Ayla watched a man sewing beads on a tunic, using an awl, and it occurred to her how much easier it would be with a thread-puller, but she decided to have Deegie bring one over. She was getting too much attention as it was, and it made her uncomfortable. They looked at strings of beads and other jewelry, and Kylie held up two conical spiral seashells to her ears.
"Too bad your ears are not pierced," she said. "These would look nice on you."
"They are nice," Ayla said. She noticed the holes in Kylie's ears then, and in her nose as well. She liked Kylie, and admired her, and felt a rapport that could lead to friendship.
"Why don't you take them anyway? You can talk to Deegie or Tulie and have them do it. And you really should have a tattoo, Ayla. Then you can go wherever you want, and won't have to keep explaining that you belong to the Mammoth Hearth."
"But I'm really not Mamut," Ayla said.
"I think you are, Ayla. I'm not sure what the rites are, but I know Lomie would not hesitate if you told her you were ready to dedicate yourself to the Mother."

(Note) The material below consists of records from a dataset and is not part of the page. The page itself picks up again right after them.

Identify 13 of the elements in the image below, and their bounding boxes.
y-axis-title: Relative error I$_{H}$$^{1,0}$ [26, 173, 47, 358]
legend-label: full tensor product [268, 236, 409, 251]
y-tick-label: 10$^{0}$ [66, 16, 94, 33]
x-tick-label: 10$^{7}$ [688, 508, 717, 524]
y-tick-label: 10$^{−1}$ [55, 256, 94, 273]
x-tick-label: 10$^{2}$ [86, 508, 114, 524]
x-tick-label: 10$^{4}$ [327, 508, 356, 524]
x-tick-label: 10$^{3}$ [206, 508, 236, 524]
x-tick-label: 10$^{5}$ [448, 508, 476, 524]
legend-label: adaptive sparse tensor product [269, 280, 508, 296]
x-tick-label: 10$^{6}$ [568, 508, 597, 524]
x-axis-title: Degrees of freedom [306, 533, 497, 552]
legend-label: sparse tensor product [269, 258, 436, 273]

"I'm not sure if I am ready."
"Maybe not, but you will be. I feel it in you."
When she and Deegie left, Ayla realized she had been given something very special, a private look behind the scenes that few people were allowed to see. It was a place of mystery, even uncloaked and explained, but how much more magical and supernatural it must seem, she thought, when seen from outside. Ayla glanced toward the flint-working area as they were leaving, but Jondalar was not there.